The Idea was too good an idea to leave to the Polynesians. In the 1870s an American, Nathanael Herreshoff, began to build catamarans to his own design. The speed and stability of these new vessels soon made them popular pleasure craft in America.
In the twentieth century, the catamaran inspired an even more popular sailboat. A Southern California maker of surfboards, Hobie Alter, came up with the idea for "a small catamaran that you could easily take out into the water and sail and take back in." In 1967 he produced the first 250-pound Hobie Cat 14, and two years later the larger and even more successful Hobie 16. That boat remains in production, with more than 100,000 made in the past three decades.
Presently, the catamaran market is the fastest growing segment of the entire boating industry.
Powered catamarans
A recent development in design has been the introduction of the power catamaran. The 'power' version incorporates the best features of a motor yacht and combines it with the traditional sailing characteristics of a multihull. Usually, the power catamaran is devoid of any sailing apparatus as demonstrated by one of the top-selling models in the United States, the Lagoon Power 43. This boat has now been introduced to a number of charter fleets in the Caribbean and the Mediterranean and is becoming an increasingly common sight.
Mega catamarans
One of the biggest developments over the last decade in the yachting arena has been the rise of the super catamaran - a multihull over 60 feet in length which come in semi-custom and custom designs.
Various international boat manufacturers are leading the way in this area including Yapluka, Sunreef, Lagoon and Privilege. A catamaran over 145 feet in length is reportedly under construction on the Eastern Seaboard of the United States.

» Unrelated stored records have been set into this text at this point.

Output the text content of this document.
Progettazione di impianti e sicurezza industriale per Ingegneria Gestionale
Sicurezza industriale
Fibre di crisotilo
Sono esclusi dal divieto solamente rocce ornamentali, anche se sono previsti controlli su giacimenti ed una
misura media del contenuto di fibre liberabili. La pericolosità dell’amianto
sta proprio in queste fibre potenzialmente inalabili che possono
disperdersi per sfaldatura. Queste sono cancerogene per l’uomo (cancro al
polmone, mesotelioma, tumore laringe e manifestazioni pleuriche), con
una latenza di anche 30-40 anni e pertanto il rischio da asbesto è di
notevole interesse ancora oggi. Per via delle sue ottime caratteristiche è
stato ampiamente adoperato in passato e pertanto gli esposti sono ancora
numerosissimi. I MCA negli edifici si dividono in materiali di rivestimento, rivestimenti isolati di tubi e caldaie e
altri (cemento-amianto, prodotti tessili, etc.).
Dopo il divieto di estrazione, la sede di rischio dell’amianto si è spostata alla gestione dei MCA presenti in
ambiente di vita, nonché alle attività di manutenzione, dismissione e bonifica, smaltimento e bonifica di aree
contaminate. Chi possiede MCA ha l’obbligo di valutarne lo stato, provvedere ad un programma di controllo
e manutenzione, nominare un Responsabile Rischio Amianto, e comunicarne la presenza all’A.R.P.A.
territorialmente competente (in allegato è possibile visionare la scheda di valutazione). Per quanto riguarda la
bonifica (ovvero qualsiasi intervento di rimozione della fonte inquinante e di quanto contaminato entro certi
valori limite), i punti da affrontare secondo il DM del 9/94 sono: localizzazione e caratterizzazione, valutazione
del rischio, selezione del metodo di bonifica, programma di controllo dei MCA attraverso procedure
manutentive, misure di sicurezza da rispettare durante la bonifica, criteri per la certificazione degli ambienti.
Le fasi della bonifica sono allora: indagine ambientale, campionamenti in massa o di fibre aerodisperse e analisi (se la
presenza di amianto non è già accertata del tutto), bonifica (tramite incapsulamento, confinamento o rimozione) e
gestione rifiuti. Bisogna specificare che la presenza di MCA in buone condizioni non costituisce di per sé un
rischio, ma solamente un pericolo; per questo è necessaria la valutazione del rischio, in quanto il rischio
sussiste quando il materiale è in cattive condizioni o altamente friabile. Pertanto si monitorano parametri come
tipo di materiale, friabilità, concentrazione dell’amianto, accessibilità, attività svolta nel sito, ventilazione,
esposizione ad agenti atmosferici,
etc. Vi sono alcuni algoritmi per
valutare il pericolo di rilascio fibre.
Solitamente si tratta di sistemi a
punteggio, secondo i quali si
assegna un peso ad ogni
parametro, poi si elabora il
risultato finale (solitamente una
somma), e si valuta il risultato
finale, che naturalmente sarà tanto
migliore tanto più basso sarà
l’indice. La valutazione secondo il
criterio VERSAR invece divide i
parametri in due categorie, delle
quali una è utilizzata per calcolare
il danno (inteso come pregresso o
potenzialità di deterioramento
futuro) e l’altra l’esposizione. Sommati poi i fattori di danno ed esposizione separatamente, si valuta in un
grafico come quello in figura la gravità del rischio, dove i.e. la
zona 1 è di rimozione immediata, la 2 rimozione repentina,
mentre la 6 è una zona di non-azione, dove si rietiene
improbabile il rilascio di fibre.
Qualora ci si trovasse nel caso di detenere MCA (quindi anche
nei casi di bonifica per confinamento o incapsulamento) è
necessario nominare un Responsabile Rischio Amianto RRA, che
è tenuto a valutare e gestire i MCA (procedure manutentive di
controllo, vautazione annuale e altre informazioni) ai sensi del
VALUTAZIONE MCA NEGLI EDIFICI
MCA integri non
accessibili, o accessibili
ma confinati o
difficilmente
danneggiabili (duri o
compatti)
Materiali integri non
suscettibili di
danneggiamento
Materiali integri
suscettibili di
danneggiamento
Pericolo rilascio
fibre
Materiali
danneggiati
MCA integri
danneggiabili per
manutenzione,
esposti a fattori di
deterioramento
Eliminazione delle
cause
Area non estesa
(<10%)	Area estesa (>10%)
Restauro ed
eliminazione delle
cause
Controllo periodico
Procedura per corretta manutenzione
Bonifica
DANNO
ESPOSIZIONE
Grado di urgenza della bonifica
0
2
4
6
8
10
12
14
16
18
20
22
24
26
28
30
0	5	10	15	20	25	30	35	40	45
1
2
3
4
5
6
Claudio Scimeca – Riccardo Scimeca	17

The emergence of the "super or mega" is a relatively new event which is akin to the rise of the mega or super yacht which was used to describe the huge growth in luxury, large motor yachts in the French Riviera and Floridian Coast.
One of the reasons for increased "super or mega" construction was The Race, a circumnavigation challenge which departed from Barcelona, Spain, on New Year's Eve, 2000. As a result of the prize money and prestige associated with this event, four new catamarans (and two highly modified ones) over 100' in length were built to compete. The largest, PlayStation, owned by Steve Fossett, was 125' long and had a mast which was 147' above the water. Virtually, all of the new mega catamarans were built of pre-preg carbon fiber for strength and the lowest possible weight.
It takes up to one year or more to complete construction of one of these "super or mega catamarans" which represents state-of-the-art design breakthroughs in this sector.